The true answer to your question unfortunately involves some bits of advanced calculus. Small signal models are derived from a first-order multi-variable Taylor expansion of the true non-linear equations describing the actual circuit behavior. This process is called circuit linearization.
Let's consider a very simple example with only one independent variable. Assume you have a non-linear V-I relationship for a two-terminal component that can be expressed in some mathematical way, for example \$i = i(v) \$, where \$i(v)\$ represents the math relationship (a function). Regular (i.e. one-dimension) Taylor expansion of that relation around an arbitrary point \$V_0\$, gives:
$$
i
= i(V_0) + \dfrac{di}{dv}\bigg|_{V_0} \cdot (v-V_0) + R
= i(V_0) + \dfrac{di}{dv}\bigg|_{V_0} \cdot \Delta v + R
$$
where \$R\$ is an error term which depends on all the higher powers of \$\Delta v = v - V_0\$.
The linearization consists in neglecting the higher order terms (R) and describe the component with the linearized equation:
$$
i
= i(V_0) + \dfrac{di}{dv}\bigg|_{V_0} \cdot \Delta v
$$
This is useful, i.e. gives small errors, only if the variations are small (for a given definition of small). That's where the small signal hypothesis is used.
Keep well in mind that the linearization is done around a point, i.e. around some arbitrarily chosen value of the independent variable V (that would be your quiescent point, in practice, i.e. your DC component). As you can see, the Taylor expansion requires to compute the derivative of \$i\$ and compute it at the same quiescent point \$V_0\$, giving rise to what in EE term is a differential circuit parameter \$\frac{di}{dv}\big|_{V_0}\$. Let's call it \$g\$ (it is a conductance and it is differential, so the lowercase g). Moreover, \$g\$ depends on the specific quiescent point chosen, so if we are really picky we should write \$g(V_0)\$.
Note, also, that \$i(V_0)\$ is the quiescent current, i.e. the current corresponding to the quiescent voltage. Hence we can call it simply \$I_0\$. Then we can rewrite the above linearized equation like this:
$$
i = I_0 + g \cdot \Delta v
\qquad\Leftrightarrow\qquad
i - I_0 = g \cdot \Delta v
\qquad\Leftrightarrow\qquad
\Delta i = g \cdot \Delta v
$$
where I defined \$\Delta i = i - I_0\$.
This latter equation describes how variations in the current relate to the corresponding variations in the voltage across the component. It is a simple linear relationships, where DC components are "embedded" in the variations and in the computation of the differential parameter g. If you translate this equation in a circuit element you'll find a simple resistor with a conductance g.
To answer your question directly: there is no trace of DC components in the linearized (i.e. small signals) equation, that's why they don't appear in the circuit.
The same procedure can be carried out with components with more terminals, but this requires handling more quantities and the Taylor expansion becomes unwieldy (it is multi-variable and partial derivatives pop out). The concept is the same, though.

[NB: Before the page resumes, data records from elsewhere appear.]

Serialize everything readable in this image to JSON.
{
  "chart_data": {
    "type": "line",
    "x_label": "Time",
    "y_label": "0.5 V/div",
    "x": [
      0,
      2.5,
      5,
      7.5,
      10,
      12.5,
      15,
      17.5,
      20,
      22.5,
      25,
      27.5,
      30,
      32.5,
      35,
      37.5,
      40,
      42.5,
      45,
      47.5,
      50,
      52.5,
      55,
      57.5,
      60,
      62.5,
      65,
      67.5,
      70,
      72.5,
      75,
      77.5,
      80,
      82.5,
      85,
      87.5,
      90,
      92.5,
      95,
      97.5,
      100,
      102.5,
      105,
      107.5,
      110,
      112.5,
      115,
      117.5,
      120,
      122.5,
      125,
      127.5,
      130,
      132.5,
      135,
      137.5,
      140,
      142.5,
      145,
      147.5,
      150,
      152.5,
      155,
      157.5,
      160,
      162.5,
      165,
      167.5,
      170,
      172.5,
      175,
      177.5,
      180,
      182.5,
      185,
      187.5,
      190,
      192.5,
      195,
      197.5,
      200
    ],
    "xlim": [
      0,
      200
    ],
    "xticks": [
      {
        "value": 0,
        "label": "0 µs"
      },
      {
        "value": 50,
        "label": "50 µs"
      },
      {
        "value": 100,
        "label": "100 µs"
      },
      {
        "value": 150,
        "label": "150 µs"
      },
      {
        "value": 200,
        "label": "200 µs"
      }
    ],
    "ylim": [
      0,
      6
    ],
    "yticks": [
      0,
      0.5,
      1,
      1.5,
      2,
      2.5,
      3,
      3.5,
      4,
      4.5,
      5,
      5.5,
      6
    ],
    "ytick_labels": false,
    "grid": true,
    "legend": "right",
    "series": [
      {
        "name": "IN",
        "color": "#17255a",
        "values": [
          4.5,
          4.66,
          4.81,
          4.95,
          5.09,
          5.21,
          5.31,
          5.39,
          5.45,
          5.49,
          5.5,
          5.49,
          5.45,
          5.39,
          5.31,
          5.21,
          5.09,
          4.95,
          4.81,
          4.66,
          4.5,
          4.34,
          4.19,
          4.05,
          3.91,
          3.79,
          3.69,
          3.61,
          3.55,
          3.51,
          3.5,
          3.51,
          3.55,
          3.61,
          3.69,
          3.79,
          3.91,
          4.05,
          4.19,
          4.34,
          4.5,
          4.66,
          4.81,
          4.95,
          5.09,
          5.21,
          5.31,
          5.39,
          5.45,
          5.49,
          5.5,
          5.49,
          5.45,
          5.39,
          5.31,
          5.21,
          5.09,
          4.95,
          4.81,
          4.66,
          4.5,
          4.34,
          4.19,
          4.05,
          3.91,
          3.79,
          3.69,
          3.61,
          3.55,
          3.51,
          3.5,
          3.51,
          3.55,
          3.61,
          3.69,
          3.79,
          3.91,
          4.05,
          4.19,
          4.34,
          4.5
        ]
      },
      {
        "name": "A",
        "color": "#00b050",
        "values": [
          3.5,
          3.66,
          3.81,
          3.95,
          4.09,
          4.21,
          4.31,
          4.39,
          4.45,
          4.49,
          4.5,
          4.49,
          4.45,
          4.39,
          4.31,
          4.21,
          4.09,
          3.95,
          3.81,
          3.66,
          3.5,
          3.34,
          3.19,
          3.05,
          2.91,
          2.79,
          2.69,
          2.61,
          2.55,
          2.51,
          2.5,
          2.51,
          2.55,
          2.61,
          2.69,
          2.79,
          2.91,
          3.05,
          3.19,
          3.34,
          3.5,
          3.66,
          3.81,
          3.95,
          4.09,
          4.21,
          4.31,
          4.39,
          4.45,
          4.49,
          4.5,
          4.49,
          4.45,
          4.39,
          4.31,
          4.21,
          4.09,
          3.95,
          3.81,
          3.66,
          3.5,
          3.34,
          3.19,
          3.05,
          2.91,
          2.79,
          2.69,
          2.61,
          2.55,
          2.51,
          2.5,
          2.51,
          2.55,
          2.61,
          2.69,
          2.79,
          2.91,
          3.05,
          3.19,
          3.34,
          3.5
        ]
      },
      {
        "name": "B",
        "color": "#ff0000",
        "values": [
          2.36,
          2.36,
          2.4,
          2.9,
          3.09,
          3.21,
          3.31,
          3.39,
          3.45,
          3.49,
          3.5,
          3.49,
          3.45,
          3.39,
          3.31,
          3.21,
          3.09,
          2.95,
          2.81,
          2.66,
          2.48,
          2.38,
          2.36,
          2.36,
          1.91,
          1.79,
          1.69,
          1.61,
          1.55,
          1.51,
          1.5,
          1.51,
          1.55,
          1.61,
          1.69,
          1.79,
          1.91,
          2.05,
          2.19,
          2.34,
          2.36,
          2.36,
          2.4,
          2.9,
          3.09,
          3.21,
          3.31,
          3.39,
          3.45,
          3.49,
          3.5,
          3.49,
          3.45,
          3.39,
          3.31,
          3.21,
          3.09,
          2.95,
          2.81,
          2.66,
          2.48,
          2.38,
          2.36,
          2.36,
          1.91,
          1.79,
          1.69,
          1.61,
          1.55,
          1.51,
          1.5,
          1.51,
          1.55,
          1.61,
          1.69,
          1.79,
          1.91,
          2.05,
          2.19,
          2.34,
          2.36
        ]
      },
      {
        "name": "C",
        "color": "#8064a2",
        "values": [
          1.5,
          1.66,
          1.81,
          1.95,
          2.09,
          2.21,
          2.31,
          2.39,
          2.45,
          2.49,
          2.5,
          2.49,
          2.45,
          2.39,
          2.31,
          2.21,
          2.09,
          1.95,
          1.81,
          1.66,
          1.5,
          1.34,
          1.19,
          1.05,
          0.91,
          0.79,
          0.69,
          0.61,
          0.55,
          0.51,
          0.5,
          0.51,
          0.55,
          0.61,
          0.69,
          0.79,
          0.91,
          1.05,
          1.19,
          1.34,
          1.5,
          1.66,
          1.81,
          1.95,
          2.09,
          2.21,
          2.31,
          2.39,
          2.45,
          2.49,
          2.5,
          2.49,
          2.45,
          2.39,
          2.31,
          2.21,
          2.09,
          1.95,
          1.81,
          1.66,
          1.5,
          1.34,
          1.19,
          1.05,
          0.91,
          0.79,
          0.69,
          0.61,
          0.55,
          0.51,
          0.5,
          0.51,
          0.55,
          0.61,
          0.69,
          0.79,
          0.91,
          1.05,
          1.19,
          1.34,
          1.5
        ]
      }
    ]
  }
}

Small signal models are nothing more than the circuit equivalent of the differential parameters obtained by linearizing the multi-variable non-linear model (equations) of the components you're dealing with.
To summarize:
- You choose a quiescent point (DC operating point): that's \$V_0\$
- You compute the dependent quantities at DC (DC analysis): you find \$I_0\$
- You linearize your circuit around that point using the DC OP data: you find \$g\$
- You solve the circuit for small variations (aka AC analysis) using only the differential (i.e. small-signal) model \$g\$.
Your analysis is wrong.
Small signal models consist in a linearization of the non-linear equations describing a certain device (as a transistor or a diode). Of course, it makes sense only if such device is non-linear, i.e. described by a set of non-linear equations.
It is called small-signal analysis (and the models are called small-signal models) because they are only accurate if the signals you're considering have "small" amplitude (as the linear approximation of a non-linear equation can be used to make accurate calculations only if you consider quantities nearby the point around which your analysis is centered). Read about Taylor series for further info.
The reason for the linearization of a non-linear equation: the second is a lot harder to handle and/or to solve.
The equation you wrote for the capacitor and the inductor are already linear, i.e. there's no need for linearization.
Best Answer
In small signal-analysis, the behavior of a non-linear device is approximated as linear about a DC operating point (Quiescent point). Basically we put in a small 'wiggle' signal that doesn't change things to much from the DC level. With a linear model we can apply the principle of superposition.
That is, the total response of the system can be viewed as the sum of the responses to each source individually. In your left picture there are two sources, a signal input from the left, and what is usually a DC power supply at the top. In the right hand picture, this source is simply being zeroed so the response to the input signal can be more easily determined. Therefore it is replaced by a short circuit to ground.
The actual behavior of the circuit is then this response, plus the response to the DC source alone.